Carla
-Você não pode se culpar pelas coisas que aconteceram no passado Carla—disse a psicóloga Kate enquanto eu olhava fixamente para a caneta em seu bloco de anotações. Ela nem estava anotando. De certo já estava cansada depois de tantas visitas minhas a ela.
-Eu sei mas... isso tem vindo tão forte para cima de mim ultimamente. Tem toda a coisa da minha saída do antigo hospital e isso acaba me fazendo lembrar do Mike.
A Dr.Kate é uma renomada psicóloga do hospital New York Presbyterian Hospital (o mesmo hospital que eu trabalho), onde ela trata do psicológico de feridos e de médicos como eu.
*Piiiiiiii*
O som do alarme para o final do horário do almoço toca.
-Acho que está na hora de eu ir —Digo isso indo em direção à porta
-Carla—Paro na porta ao escutar a Dr
-Não se sinta envergonhada em contar isso para alguém. Sabe que eu vou estar aqui quando você precisar.
-ok...
Andando pelo corredor do hospital recebo um chamado do Dr.Louis.
-Carla, preciso de auxílio no bloco B, um homem acabou de passar por uma cirurgia depois de sofrer um acidente de carro na Madison Avenue. Ele tá anêmico e precisa de soro, vem rápido.
Pego o soro com a doutora Christa e mais umas anestesias.
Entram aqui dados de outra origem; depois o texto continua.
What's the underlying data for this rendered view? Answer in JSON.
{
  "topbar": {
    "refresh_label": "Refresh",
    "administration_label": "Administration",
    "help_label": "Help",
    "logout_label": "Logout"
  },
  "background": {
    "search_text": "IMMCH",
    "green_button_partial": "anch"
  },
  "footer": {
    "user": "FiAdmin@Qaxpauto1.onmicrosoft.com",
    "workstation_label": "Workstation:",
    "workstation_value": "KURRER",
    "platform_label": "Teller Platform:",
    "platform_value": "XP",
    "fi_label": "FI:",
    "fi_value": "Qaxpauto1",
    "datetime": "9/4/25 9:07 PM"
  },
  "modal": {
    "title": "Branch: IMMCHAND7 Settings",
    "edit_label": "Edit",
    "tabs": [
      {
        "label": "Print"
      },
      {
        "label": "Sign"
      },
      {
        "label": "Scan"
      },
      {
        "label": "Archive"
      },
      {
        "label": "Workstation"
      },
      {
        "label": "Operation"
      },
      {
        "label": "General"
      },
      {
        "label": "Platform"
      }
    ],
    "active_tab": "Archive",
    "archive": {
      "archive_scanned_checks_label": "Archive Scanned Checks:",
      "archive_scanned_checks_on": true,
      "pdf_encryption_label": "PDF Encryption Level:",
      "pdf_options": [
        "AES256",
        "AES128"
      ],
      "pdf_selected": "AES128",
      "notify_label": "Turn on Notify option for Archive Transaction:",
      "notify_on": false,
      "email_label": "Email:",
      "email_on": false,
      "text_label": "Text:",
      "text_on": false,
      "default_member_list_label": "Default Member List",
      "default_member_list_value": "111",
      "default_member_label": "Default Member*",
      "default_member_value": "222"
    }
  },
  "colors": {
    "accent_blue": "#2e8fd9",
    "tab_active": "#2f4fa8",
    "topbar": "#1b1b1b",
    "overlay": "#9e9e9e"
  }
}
Chegando na sala do bloco B onde estava o Dr.Lois, encontro ele e a sua frente deitado na cama, um homem magro de aparência jovem, cheio de cortes no rosto. Parecia que ele não comia a dias.
-Carla que bom que chegou. Ele está precisando de soro urgente.—O doutor faz a mesma análise que eu.
Injeto o soro no paciente e ele começa a recobrar a consciência.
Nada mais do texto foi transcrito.